Un equipo embrujado no podía dejar de tener su arma secreta para los momentos difíciles, el elemento esotérico siempre termina resultando mucho más prosaico y resultado de las innovaciones de un entrenador visionario, aunque menos atractivo, fue algo tan simple como idear una forma de devolver los remates que aumentaba la agilidad y la rapidez de sus jugadoras y aumentaba también su capacidad de recuperar la posición. Las brujas japonesas no eran más que mujeres entregadas, con una capacidad de sacrificio inhumano, que coloca a la película en esa estela de la épica del deporte que tan agradecida resulta cuando el ritmo es dinámico y el sentido de las imágenes del pasado huye del torrente de palabrería para centrarse en lo esencial. Tras esa cara de triunfo quizás el relato hubiera encontrado mayor profundidad si hubiera buscado el lado oscuro o el reverso de decepción tras el éxito, o simplemente en una cultura como la japonesa esa posibilidad no existía porque el entrenador era venerado por sus jugadoras, los resultados fueron impecables, el esfuerzo una exigencia personal sin amenazas, la extenuación del entrenamiento el necesario pago para alcanzar la gloria.
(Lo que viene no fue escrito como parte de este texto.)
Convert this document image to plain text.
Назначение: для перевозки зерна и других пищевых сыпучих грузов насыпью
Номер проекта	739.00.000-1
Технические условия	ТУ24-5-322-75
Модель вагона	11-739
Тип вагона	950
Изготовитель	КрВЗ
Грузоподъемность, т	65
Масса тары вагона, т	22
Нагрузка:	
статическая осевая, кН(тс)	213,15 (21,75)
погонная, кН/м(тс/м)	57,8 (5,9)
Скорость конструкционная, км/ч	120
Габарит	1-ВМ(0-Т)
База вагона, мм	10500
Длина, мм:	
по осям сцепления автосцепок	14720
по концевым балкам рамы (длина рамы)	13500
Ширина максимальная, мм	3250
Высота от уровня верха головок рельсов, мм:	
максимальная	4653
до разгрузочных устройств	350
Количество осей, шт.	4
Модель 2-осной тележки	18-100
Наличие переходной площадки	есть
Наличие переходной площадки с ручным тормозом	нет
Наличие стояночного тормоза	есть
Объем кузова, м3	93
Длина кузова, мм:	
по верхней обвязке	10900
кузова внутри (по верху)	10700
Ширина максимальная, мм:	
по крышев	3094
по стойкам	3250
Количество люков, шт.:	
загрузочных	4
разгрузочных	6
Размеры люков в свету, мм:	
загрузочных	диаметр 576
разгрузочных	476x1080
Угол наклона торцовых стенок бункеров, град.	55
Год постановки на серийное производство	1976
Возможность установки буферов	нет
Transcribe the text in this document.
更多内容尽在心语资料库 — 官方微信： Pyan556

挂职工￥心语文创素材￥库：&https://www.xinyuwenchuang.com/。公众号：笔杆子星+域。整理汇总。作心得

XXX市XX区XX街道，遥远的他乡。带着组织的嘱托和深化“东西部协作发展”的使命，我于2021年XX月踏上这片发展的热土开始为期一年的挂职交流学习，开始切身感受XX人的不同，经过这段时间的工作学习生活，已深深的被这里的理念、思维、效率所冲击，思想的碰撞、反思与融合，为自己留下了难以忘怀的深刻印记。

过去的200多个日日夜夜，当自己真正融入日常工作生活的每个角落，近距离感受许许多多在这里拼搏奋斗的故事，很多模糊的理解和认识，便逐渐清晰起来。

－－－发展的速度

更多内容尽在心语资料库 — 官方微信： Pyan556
Ninguna de ellas siente haber perdido nada durante aquellos años y sí haber ganado mucho, que su gloria fuera efímera no parece pesar sobre su presente, las imágenes aparentan ancianas satisfechas; si no lo son un occidental es incapaz de escrutar sus emociones interiores, pero el récord de 257 victorias consecutivas ahí permanece.